Epstein Prosecution

How Federal Prosecutors Are Able to Charge Jeffrey Epstein Years after a Non-Prosecution Agreement

Ten years ago the United States Attorney for the Southern District of Florida signed a non-prosecution agreement with financier Jeffrey Epstein.  The agreement required Epstein to plead to two state charges of solicitation, register as a sex offender, and serve a term of 13 months in county jail.  The sentence was less than appeared as Epstein left on work release for 12 hours six days a week and apparently served his sentence in a private area of the jail.  The agreement effectively ended the investigation in south Florida of Epstein’s trafficking in children for sexual purposes.

Now, the United States Attorney for the Southern District of New York has indicted Epstein for essentially the same conduct covered by the Southern District of Florida non-prosecution agreement.  How is that possible?  Was the agreement defective?  Was Epstein’s legal team duped?

Criminal prosecution in the United States is divided among sovereigns.  Each state is a sovereign and may prosecute crimes over which its courts have jurisdiction.  Likewise, the federal government is a sovereign and may prosecute cases over which federal courts exercise jurisdiction.  The federal courts are divided into 93 separate districts.  The Southern Districts of Florida and New York comprise two of these districts.  The United States Attorney in each district is the chief federal law enforcement official for the district, having been appointed by the President and confirmed by the Senate.  

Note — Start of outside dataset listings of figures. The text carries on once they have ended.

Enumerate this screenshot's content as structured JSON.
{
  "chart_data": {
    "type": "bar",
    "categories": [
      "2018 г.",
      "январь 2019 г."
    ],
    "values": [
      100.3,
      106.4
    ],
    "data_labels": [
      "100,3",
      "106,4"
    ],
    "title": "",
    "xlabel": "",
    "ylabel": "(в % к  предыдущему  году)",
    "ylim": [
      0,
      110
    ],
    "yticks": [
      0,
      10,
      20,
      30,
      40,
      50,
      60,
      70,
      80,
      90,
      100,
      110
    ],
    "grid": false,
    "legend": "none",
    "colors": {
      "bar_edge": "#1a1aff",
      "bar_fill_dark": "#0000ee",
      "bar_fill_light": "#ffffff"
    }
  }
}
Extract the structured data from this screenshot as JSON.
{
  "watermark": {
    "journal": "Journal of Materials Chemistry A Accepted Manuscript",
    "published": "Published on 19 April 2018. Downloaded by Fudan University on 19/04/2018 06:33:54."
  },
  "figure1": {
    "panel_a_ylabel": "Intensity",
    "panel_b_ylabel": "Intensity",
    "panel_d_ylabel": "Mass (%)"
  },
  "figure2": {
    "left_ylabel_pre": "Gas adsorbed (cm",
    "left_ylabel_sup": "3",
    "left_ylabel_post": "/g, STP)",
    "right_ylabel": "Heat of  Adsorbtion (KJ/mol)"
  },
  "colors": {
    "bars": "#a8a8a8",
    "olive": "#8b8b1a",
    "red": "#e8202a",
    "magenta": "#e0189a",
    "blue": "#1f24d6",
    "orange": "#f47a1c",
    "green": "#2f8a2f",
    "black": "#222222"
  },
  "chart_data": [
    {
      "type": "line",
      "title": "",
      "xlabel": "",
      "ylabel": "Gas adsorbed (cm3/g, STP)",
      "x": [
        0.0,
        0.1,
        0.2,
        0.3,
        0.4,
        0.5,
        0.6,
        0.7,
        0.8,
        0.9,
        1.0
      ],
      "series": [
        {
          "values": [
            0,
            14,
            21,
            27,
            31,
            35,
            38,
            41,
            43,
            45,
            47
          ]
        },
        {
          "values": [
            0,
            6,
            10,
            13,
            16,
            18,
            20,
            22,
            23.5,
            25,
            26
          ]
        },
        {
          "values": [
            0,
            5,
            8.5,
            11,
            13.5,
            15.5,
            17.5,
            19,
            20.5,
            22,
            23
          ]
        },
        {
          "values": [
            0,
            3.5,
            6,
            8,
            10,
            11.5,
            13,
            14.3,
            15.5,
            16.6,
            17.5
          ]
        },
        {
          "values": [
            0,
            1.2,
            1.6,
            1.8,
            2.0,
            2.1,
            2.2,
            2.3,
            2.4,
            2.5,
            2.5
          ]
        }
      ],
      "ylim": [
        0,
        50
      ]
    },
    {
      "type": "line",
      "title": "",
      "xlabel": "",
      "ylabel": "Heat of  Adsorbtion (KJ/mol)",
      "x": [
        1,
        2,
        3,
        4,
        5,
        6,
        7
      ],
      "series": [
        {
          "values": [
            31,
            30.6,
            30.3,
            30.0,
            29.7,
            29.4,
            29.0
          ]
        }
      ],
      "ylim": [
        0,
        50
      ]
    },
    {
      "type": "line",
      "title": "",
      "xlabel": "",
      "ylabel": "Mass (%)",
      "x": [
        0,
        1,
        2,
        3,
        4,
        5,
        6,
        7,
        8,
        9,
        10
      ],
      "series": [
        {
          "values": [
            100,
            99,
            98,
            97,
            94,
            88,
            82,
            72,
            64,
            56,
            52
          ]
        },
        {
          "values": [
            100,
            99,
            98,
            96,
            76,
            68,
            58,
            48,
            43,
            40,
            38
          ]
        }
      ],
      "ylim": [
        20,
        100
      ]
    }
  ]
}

As the chief law enforcement officer of a district the United States Attorney may enter into agreements binding his or her district.  Any such agreement does not bind the United States Attorneys in other districts.  In fact, the typical agreement into which a United States Attorney’s Office enters specifies that the agreement is with that office.  Thus, the agreement that Epstein signed with the Southern District of Florida bound that office and no other district.  (When the United States Attorney for the Northern District of Georgia reviewed the agreement, that office determined that it bound the Southern District of Florida.)  Thus, when the investigation in New York uncovered evidence that the Southern District of New York also had jurisdiction over a potential case, there was not impediment to the United States Attorney for the Southern District of New York charging Epstein.

Finally, one should note how rare it is for a United States Attorney’s Office to bring a criminal case after another United States Attorney has investigated and signed a non-prosecution agreement.  In my experience of more than 30 years of federal criminal practice I have never seen it happen.